これは型にはめて考えられる問題ではなく、残念ながら科学の力不足を認めざるをえません。時に、研究者が統計的に大きな小さい発見をすることはありますが、鬱や不安症などのメンタルヘルス問題においては、これは現実的ではありません。
大学生を被験者として、ソーシャルメディア利用の問題点を見つけた研究もあります。脳波や血液の流れをスキャンしたちょっと嘘くさい研究もあります。「ソーシャルメディアを使っているせいで問題を抱えていますか?」と、いっそ真正面から質問したアンケート調査もあるでしょう。しかし、そのどれも「ソーシャルメディア中毒」の可能性程度の意味しかないのです。現実的なソーシャルメディアとメンタルヘルスの関係にはアプローチすることはできません。
ソーシャルメディは他のコミュニケーションとは異なるので、それが不安材料になっているのかもしれません。ソーシャルメディアは、友達や家族の生活の一部をハイライトとして提供します。これが、メンタルヘルスに多様に作用します。知人がリストラされた、知り合いの子どもが病気になったなどを知ってしまうことで、人々のストレスは増加します。メンタルに悩む人とソーシャルメディアを介して繋がることで、不安や鬱が伝染することもあるでしょう。このような部分(コンテンツ)を増加させてしまうアルゴリズムは、非常に問題があると考えます。幸い、その逆もあり、ハッピーなイベントをソーシャルメディアで共有することで、心にポジティブに作用することもあります。

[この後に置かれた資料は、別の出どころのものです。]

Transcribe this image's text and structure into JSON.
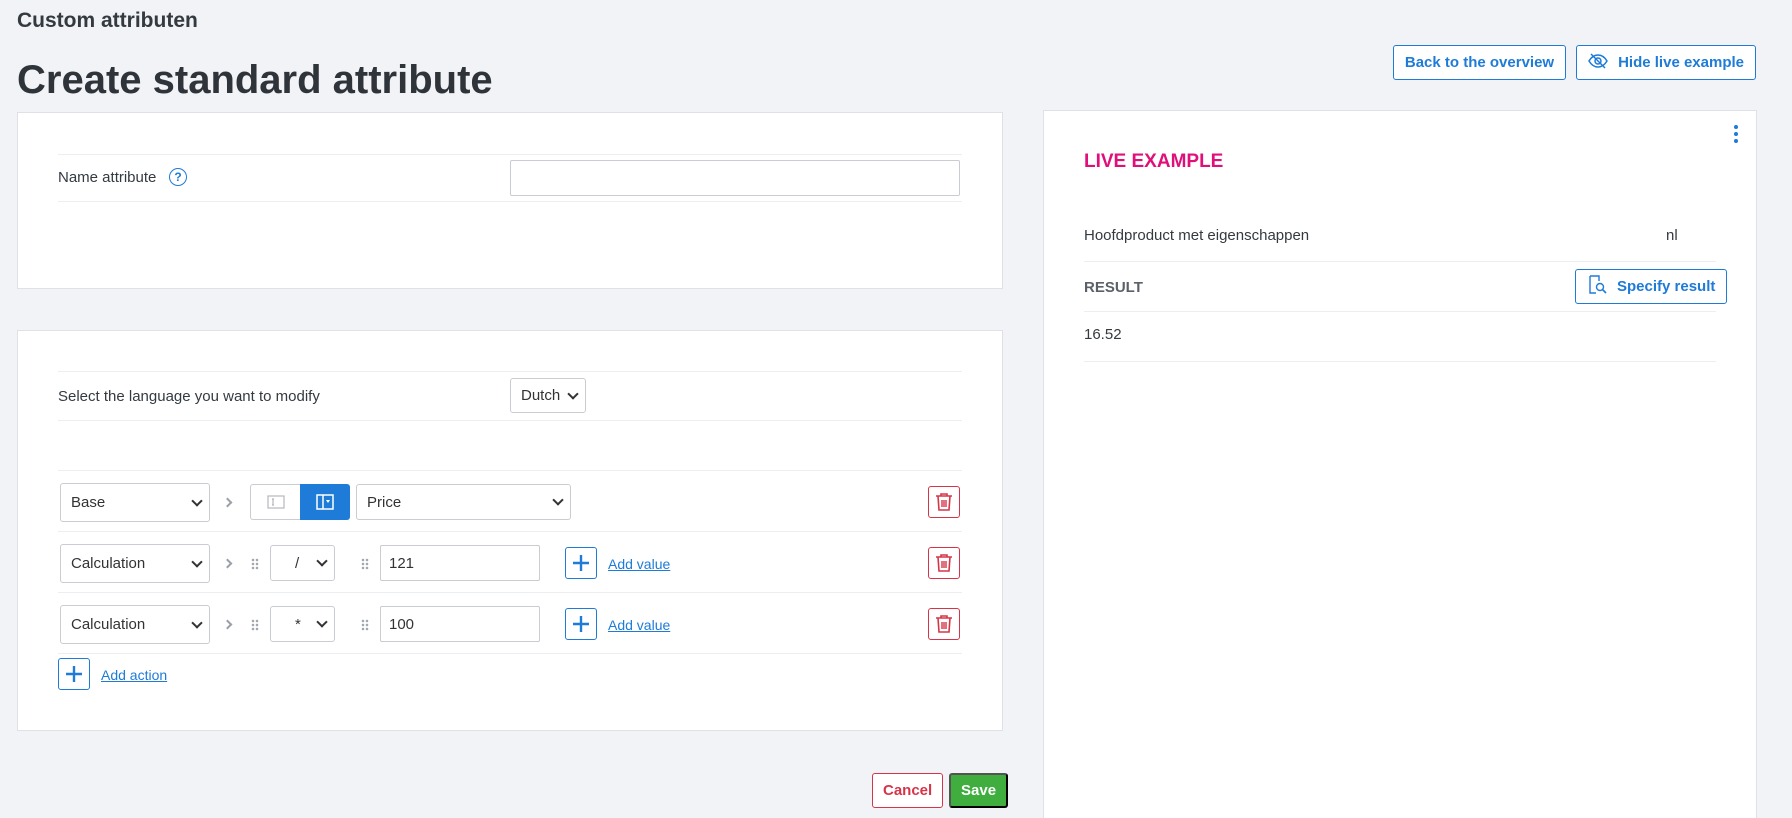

他のコミュニケーション方法と並べて調査すると、ソーシャルメディアの利用はメンタルヘルスが悪化しないよう保護するという面も見られます。リアルで人に会うことの代わりにはなりませんが、連絡が途切れていた人とコンスタントに連絡がとりやすいという利点はあります。ソーシャルメディアを利用することで、より社会的サポートを受けられ、かつ心理的ストレスは減ったという報告もあります。